Publication year - 2001
Publication title -
transfusion
Language(s) - English
Resource type - Journals
SCImago Journal Rank - 1.045
H-Index - 132
eISSN - 1537-2995
pISSN - 0041-1132
DOI - 10.1046/j.1537-2995.2001.41010039.x
Subject(s) - microchimerism , biology , population , locus (genetics) , immunology , polymerase chain reaction , genetics , medicine , fetus , gene , pregnancy , environmental health
BACKGROUND: Suitable detection methods are needed to support larger studies of microchimerism and the allogeneic exposures that may be etiologically related to it. STUDY DESIGN AND METHODS: A twotier PCR strategy for microchimerism detection was developed on the basis of the observation that assay sensitivity for the detection of microchimerism depends on the specificity with which primer pairs recognize sequences unique to the minor population.

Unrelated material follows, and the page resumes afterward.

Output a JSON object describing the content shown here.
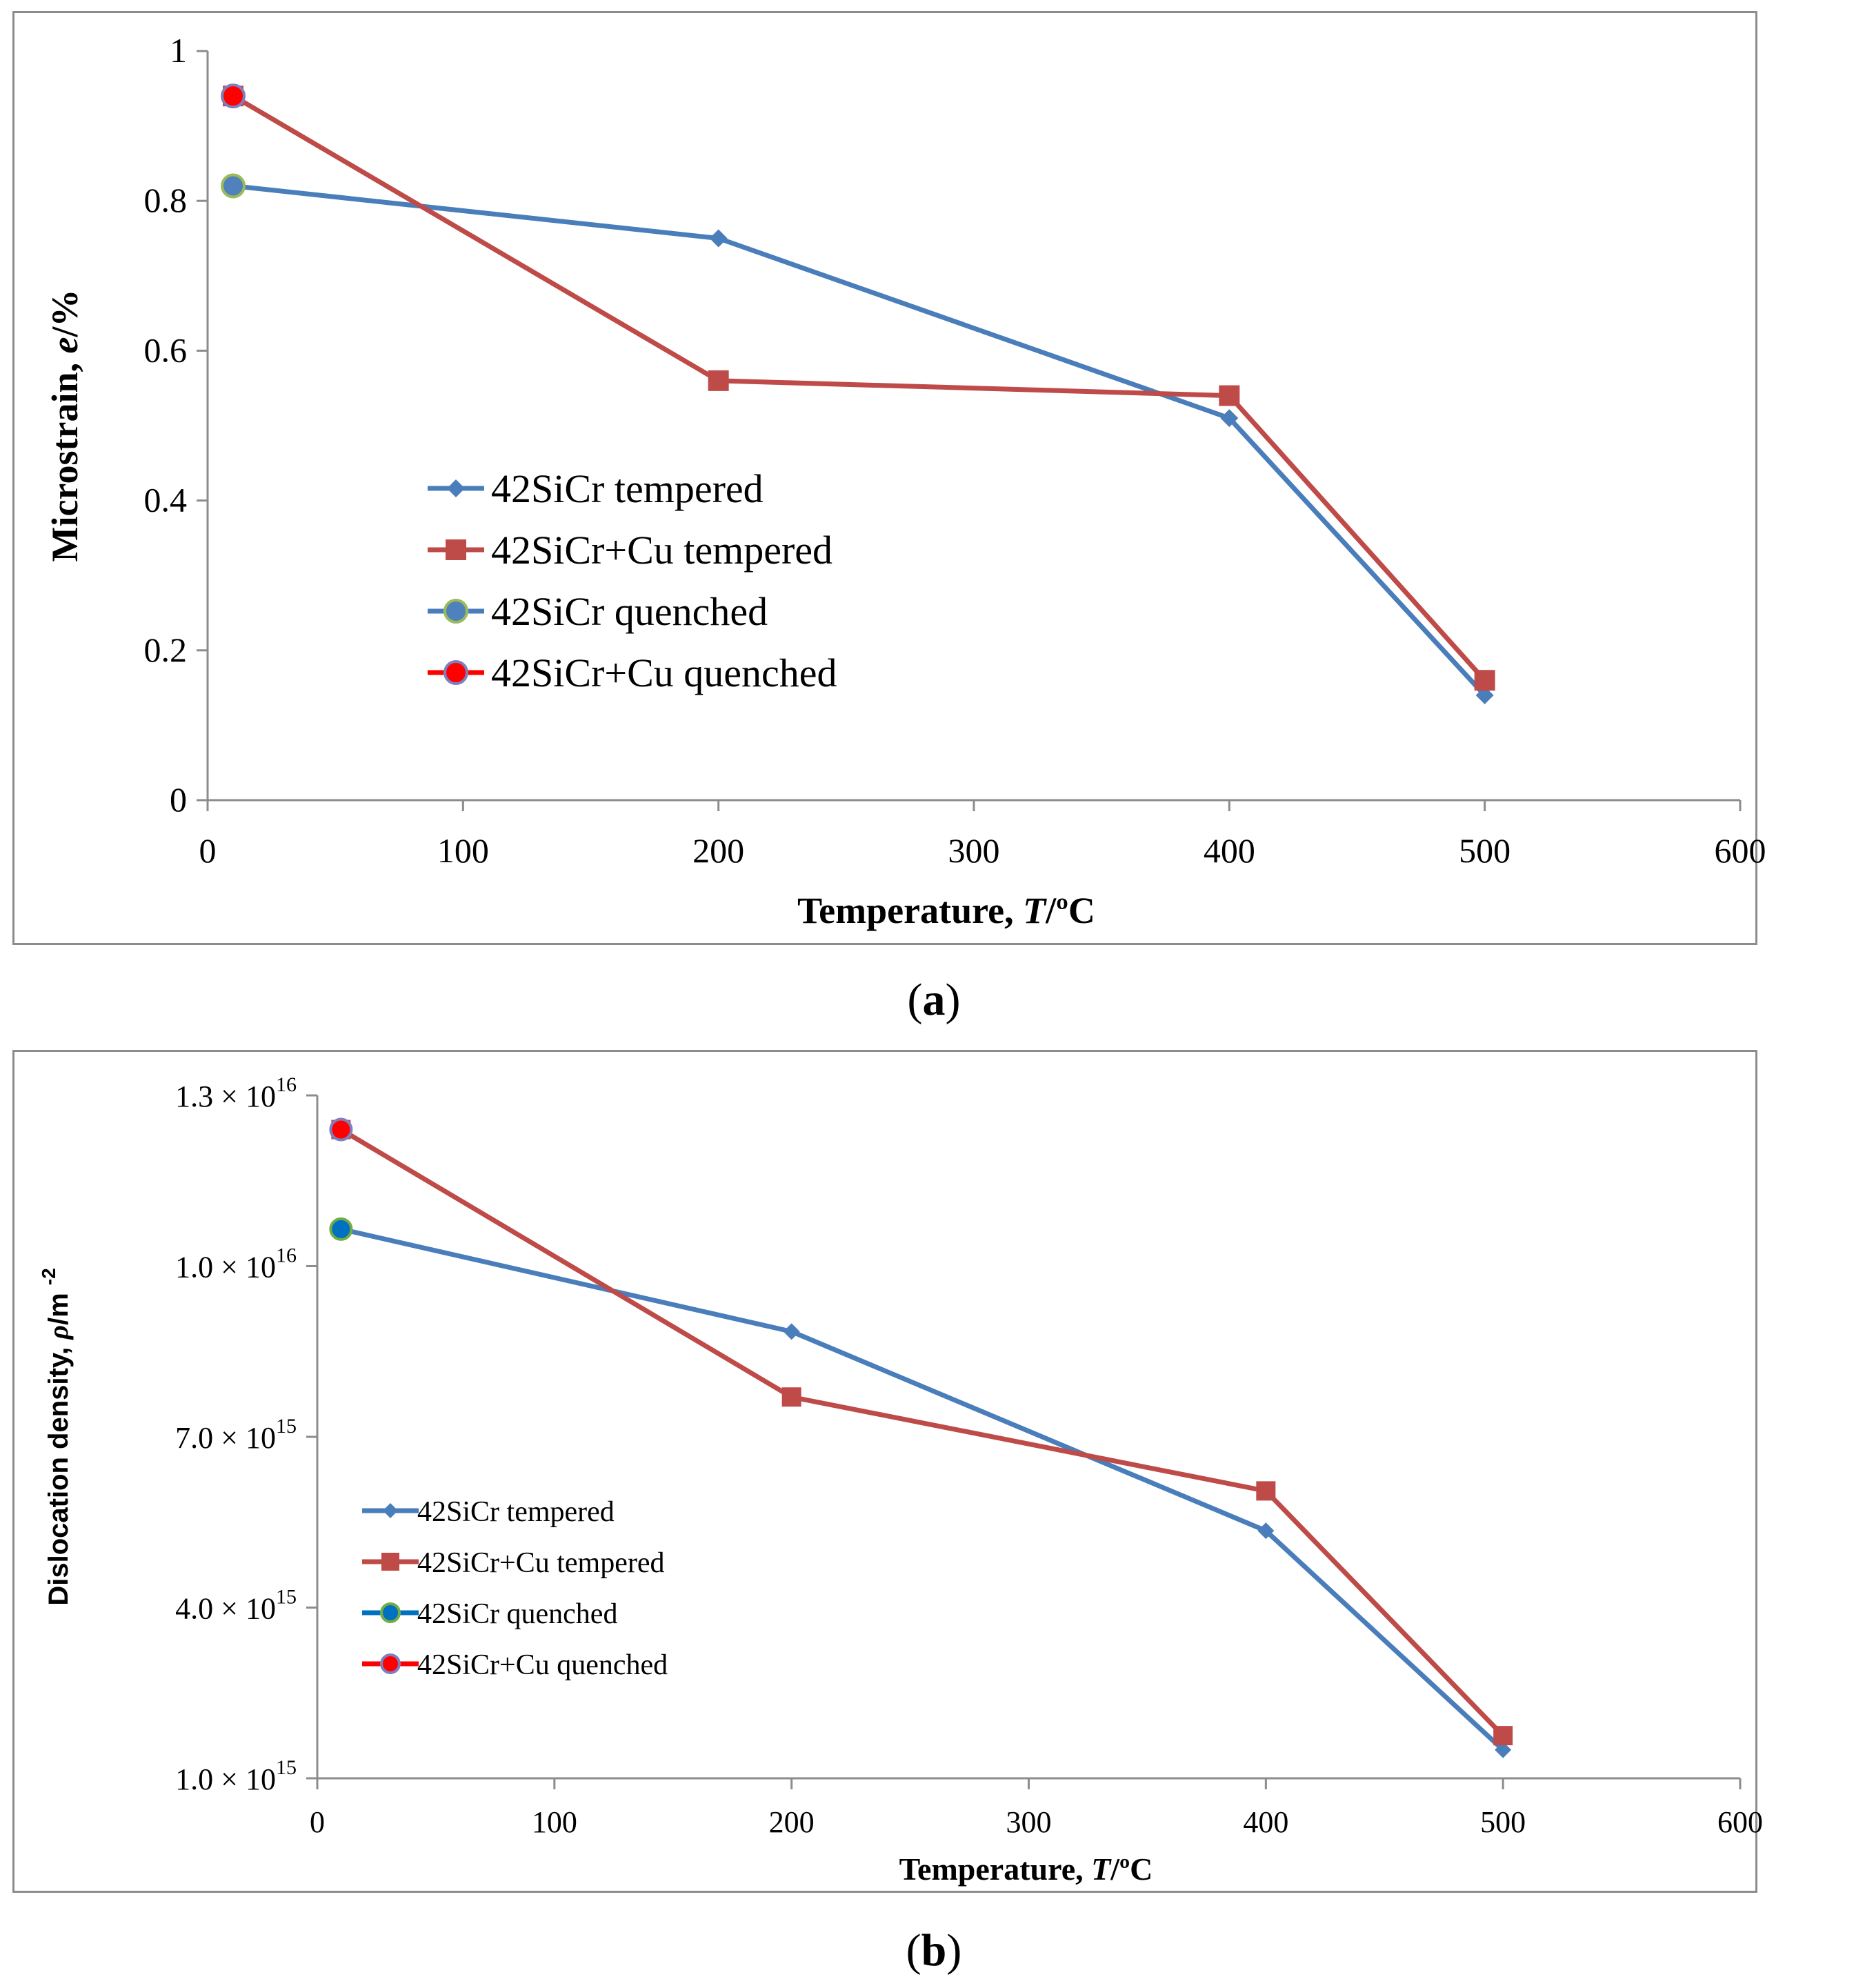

First, specimens are tested to determine the host HLA class II genotype by using a locus‐specific PCR strategy with low sensitivity for microchimerism. Then, a sequence‐specific PCR analysis having high sensitivity for detection of microchimerism is applied to detect and quantitate the minor population. Locus‐specific, group‐specific, and sequence‐specific amplification strategies for the detection of distinct minor WBC populations prepared ex vivo were compared. In addition, 39 clinical samples from patients with known transfusion‐associated microchimerism and 20 umbilical cord blood (CB) specimens containing maternal WBCs were studied. RESULTS: Locus‐specific amplification detected 17 (94%) of 18 cases in which microchimerism was present at 10 percent, but only 1 of 51 cases with microchimerism ≤1 percent. Group‐specific amplification detected all 63 cases with minor populations present at ≥0.10 percent, but only 16 of 21 cases at the 0.01 percent level. Sequence‐specific amplification detected 100 percent of cases down to the 0.01 percent level. When applied to clinical samples, locus‐specific amplification reliably identified the major population but proved insensitive to low‐level minor populations. CONCLUSIONS: For the detection of microchimerism, assay sensitivity is a function of amplification strategy. These results suggest a simple approach to population screening for microchimerism: the background population of WBCs is typed by a locus‐specific method, while minor population(s) can then be sought by using one or several sequence‐specific amplifications.